ミラクルファイター 「評価 A」
清朝中国、八旗軍の総帥カオは満州人の身でありながら漢人の妻を娶ったことを知られ、地位と名誉を失ってしまった。皇太子を人質にとって何とか宮廷から逃げ出したカオだったが、その際に図らずも皇太子を殺害してしまった。その後、小さな町で隠れるように生活していたカオは、罪滅ぼしのために捨て子のジュコンを引き取り、我が子のように大切に育てていた。しかしジュコンが立派な青年に成長したある日のこと、彼らの元に皇帝直属の大法師がやってきた。ジュコンのことを皇太子と誤解した大法師は、抵抗するカオを殺害。そしてジュコンを連れ去り、自らの邸宅へと軟禁した。ところがジュコンは、見張り役の壺人間の目を盗んで邸宅から脱走。仲違いしている老人と老婆が暮らす家へと逃げ込み、彼らの下で修行を積みながら生活していくことになった。凄腕の法師である二人に可愛がられ、着々と実力をつけていくジュコン。しかしある日、彼らの家に大法師たちが襲撃をかけ、老婆の方が無残にも殺害されてしまった。ジュコンは彼女から受けた恩義を返すべく、彼女が出たがっていた十年に一度の法術大会への出場を決意する。そして法術大会当日、並み居る法術使いたちを押し退けて勝ち進んでいくジュコンだったが、出場者の中にはあの大法師も紛れ込んでいた…。

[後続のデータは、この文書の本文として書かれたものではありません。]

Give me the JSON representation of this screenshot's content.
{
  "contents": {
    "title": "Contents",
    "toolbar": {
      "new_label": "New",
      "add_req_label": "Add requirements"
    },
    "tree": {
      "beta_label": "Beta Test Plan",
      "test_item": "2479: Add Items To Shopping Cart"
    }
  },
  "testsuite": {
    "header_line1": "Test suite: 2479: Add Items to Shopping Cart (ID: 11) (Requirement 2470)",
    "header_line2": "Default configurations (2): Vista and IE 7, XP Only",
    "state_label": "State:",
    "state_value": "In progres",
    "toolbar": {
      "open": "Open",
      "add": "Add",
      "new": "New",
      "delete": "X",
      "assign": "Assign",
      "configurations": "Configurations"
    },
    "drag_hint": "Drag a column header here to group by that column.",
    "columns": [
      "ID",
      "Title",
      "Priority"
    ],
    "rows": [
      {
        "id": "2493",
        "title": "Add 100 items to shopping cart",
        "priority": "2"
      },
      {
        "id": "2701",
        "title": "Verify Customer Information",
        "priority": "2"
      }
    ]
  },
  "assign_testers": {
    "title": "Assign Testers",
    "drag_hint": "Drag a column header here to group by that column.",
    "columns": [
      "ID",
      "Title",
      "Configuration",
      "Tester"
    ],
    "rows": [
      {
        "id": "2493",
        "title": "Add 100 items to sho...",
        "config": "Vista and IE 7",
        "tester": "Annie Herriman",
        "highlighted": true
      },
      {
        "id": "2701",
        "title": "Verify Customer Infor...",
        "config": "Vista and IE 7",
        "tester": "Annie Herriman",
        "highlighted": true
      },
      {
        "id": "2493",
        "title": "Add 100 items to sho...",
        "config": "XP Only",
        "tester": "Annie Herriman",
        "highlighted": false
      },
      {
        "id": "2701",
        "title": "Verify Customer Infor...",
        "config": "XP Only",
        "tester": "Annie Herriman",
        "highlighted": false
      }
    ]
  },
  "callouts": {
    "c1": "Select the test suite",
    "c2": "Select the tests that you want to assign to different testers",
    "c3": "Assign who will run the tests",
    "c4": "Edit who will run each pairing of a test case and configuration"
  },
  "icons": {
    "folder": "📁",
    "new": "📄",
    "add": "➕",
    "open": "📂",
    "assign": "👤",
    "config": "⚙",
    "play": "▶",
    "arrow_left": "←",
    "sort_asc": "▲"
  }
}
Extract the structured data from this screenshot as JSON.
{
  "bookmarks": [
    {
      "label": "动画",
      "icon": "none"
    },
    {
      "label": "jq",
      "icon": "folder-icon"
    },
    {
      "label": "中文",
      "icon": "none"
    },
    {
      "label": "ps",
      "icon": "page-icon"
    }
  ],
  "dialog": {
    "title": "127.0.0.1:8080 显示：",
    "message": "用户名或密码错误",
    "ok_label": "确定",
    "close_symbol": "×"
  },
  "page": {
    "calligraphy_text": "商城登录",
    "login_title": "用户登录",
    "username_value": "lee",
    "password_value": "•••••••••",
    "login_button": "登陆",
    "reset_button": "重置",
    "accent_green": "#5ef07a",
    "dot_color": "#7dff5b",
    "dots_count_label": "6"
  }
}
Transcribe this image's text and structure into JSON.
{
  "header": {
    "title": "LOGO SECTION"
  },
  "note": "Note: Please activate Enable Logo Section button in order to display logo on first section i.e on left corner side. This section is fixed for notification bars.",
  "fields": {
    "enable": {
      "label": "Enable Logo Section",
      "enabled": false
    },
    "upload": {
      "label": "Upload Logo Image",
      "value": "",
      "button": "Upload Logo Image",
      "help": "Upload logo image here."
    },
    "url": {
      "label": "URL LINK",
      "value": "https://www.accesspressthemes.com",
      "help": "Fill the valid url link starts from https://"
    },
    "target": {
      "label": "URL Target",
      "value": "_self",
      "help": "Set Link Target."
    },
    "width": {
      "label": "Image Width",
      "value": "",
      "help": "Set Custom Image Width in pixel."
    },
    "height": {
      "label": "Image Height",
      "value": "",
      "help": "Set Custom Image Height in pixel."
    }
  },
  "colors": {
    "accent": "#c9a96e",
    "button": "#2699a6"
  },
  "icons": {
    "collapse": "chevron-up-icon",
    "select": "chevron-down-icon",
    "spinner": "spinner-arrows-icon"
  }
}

ゴールデン・ハーベスト社配給の法術カンフー映画。目玉は法術使いたちが繰り出す技の数々で、殺人コマや紙の剣、影縫いに空中歩行と実に多種多彩。CGをバンバン使うようになる以前の香港映画とは思えないくらいに(失礼)特殊効果の使い方が丁寧で、見ていて殆ど違和感が無く、純粋に技同士の応酬を楽しむことができるのも素晴らしかった。
またクライマックスの法術大会も、出てくる課題が煮えたぎる油の中から鍵を取って手錠を外すとか、蛇の大群が敷き詰められた川にかけられた紙の橋を渡るとか、手の込んだものばかり。それらの関門をライバル選手たちの妨害を掻い潜りながら、師匠から受け継いだ技を駆使して突破していくというシチュエーションには、否が応にも燃えてしまう。
ストーリー自体は実に大雑把なものだったが、「片腕カンフー対空飛ぶギロチン」のような超絶カンフー映画が好きな人ならばきっと気に入る作品だ。